Re: [RFCv3 07/15] tcp: authopt: Hook into tcp core

From: Leonard Crestez
Date: Wed Aug 25 2021 - 12:32:57 EST

On 25.08.2021 01:59, Eric Dumazet wrote:
On 8/24/21 2:34 PM, Leonard Crestez wrote:
The tcp_authopt features exposes a minimal interface to the rest of the
TCP stack. Only a few functions are exposed and if the feature is
disabled they return neutral values, avoiding ifdefs in the rest of the

Add calls into tcp authopt from send, receive and accept code.

Signed-off-by: Leonard Crestez <cdleonard@xxxxxxxxx>
include/net/tcp_authopt.h | 56 +++++++++
net/ipv4/tcp_authopt.c | 246 ++++++++++++++++++++++++++++++++++++++
net/ipv4/tcp_input.c | 17 +++
net/ipv4/tcp_ipv4.c | 3 +
net/ipv4/tcp_minisocks.c | 2 +
net/ipv4/tcp_output.c | 74 +++++++++++-
net/ipv6/tcp_ipv6.c | 4 +
7 files changed, 401 insertions(+), 1 deletion(-)

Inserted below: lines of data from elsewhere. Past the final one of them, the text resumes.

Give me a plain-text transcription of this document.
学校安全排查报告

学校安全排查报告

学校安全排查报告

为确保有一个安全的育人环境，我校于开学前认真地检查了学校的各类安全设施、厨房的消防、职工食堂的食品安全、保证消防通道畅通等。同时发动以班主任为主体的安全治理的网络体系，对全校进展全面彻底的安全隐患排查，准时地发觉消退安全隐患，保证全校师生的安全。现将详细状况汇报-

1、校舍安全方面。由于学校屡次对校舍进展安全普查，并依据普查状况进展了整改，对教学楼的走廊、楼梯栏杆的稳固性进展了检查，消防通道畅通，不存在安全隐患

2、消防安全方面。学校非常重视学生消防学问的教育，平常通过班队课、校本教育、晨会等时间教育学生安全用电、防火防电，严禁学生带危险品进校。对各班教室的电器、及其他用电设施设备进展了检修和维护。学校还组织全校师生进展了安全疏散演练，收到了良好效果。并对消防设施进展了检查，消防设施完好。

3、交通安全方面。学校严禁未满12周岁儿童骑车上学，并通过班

diff --git a/include/net/tcp_authopt.h b/include/net/tcp_authopt.h
index c9ee2059b442..61db268f36f8 100644
--- a/include/net/tcp_authopt.h
+++ b/include/net/tcp_authopt.h
@@ -21,10 +21,11 @@ struct tcp_authopt_key_info {
/* Wire identifiers */
u8 send_id, recv_id;
u8 alg_id;
u8 keylen;
+ u8 maclen;

I do not see maclen being enforced to 12, or a multiple of 4 ?

For both current algorithms the maclen value is 12. I just implemented RFC5926, there is no way to control this from userspace.

This means that later [2], tcp_authopt_hash() will leave up to 3
unitialized bytes in the TCP options, sent to the wire.

This is a security issue, since we will leak kernel memory.

Filling the remainder with zeroes does make sense, or at least WARN_ON(maclen != 4) so that it's obvious to anyone who attempts to extend the algorithms.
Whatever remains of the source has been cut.